Post [ ] Phone [ ] email [ ]"
Despite citing this as an example of good practice, ICO has incorrectly used soft opt-in in this example. If you look closely at the notice, the data controller is host mailing information about selected third parties' products and services. However, the soft opt-in rule does not extend to marketing third party products and services, even if these are host mailed by the data controller (the interested reader is referred to reg. 22(3) of the Privacy and Electronic Communications (EC Directive) Regulations 2003 (the "PEC Regs")). This is confirmed by ICO's own guidance on the PEC Regs which says: "It is unlikely you could send [host mailed] messages on a 'soft opt-in' basis because they are not your ‘similar products and services‘. However, you could send such material on a clear ‘opt-in’ basis provided you identify that you and not the third party are the sender."

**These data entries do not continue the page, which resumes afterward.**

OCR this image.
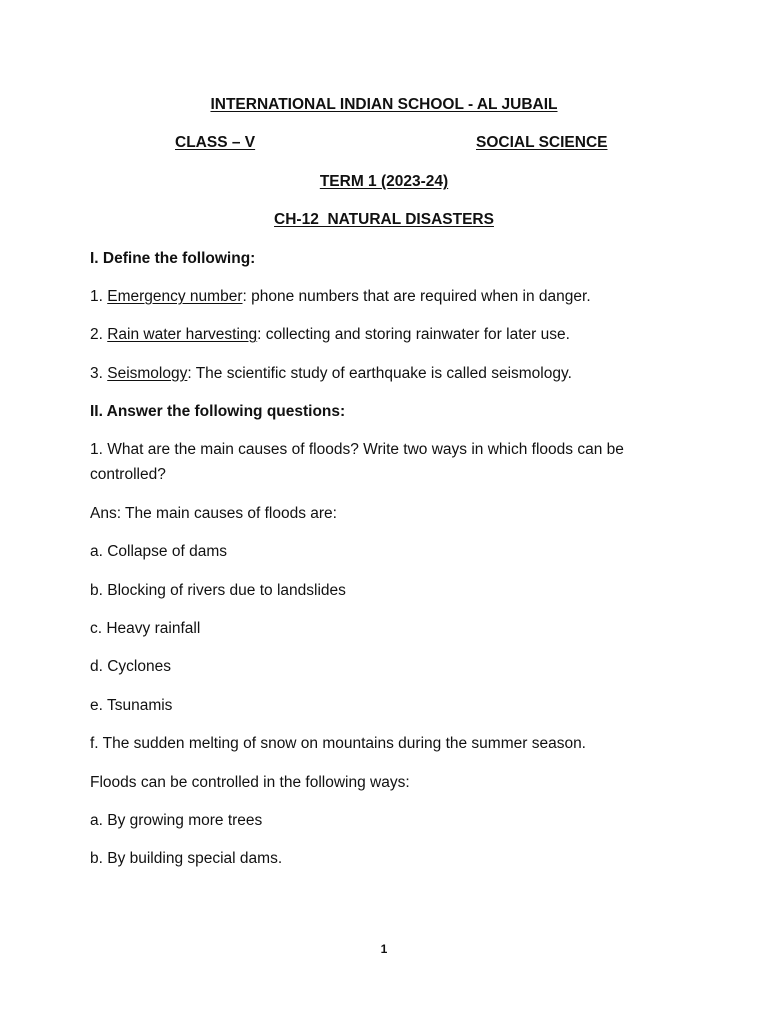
INTERNATIONAL INDIAN SCHOOL - AL JUBAIL
CLASS – V	SOCIAL SCIENCE
TERM 1 (2023-24)
CH-12  NATURAL DISASTERS
I. Define the following:
1. Emergency number: phone numbers that are required when in danger.
2. Rain water harvesting: collecting and storing rainwater for later use.
3. Seismology: The scientific study of earthquake is called seismology.
II. Answer the following questions:
1. What are the main causes of floods? Write two ways in which floods can be
controlled?
Ans: The main causes of floods are:
a. Collapse of dams
b. Blocking of rivers due to landslides
c. Heavy rainfall
d. Cyclones
e. Tsunamis
f. The sudden melting of snow on mountains during the summer season.
Floods can be controlled in the following ways:
a. By growing more trees
b. By building special dams.
1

A useful reminder that you can't always trust the regulator to get it right!
Why this matters:
However, the Code is not without its faults, and some helpful clarifications from the earlier draft have, surprisingly, not found their way into the final Code. In addition to this criticism, ICO's mistaken use of soft opt-in in a good practice example serves to highlight the complexities of the rules for collecting e-mail marketing consents – these seem even to confuse ICO itself.
Overall, however, the Code and its accompanying guidance should be welcomed. With Christopher Graham taking over as Information Commissioner with effect from 29 June 2009, it will be particularly interesting to watch how strictly ICO enforces compliance with this Code.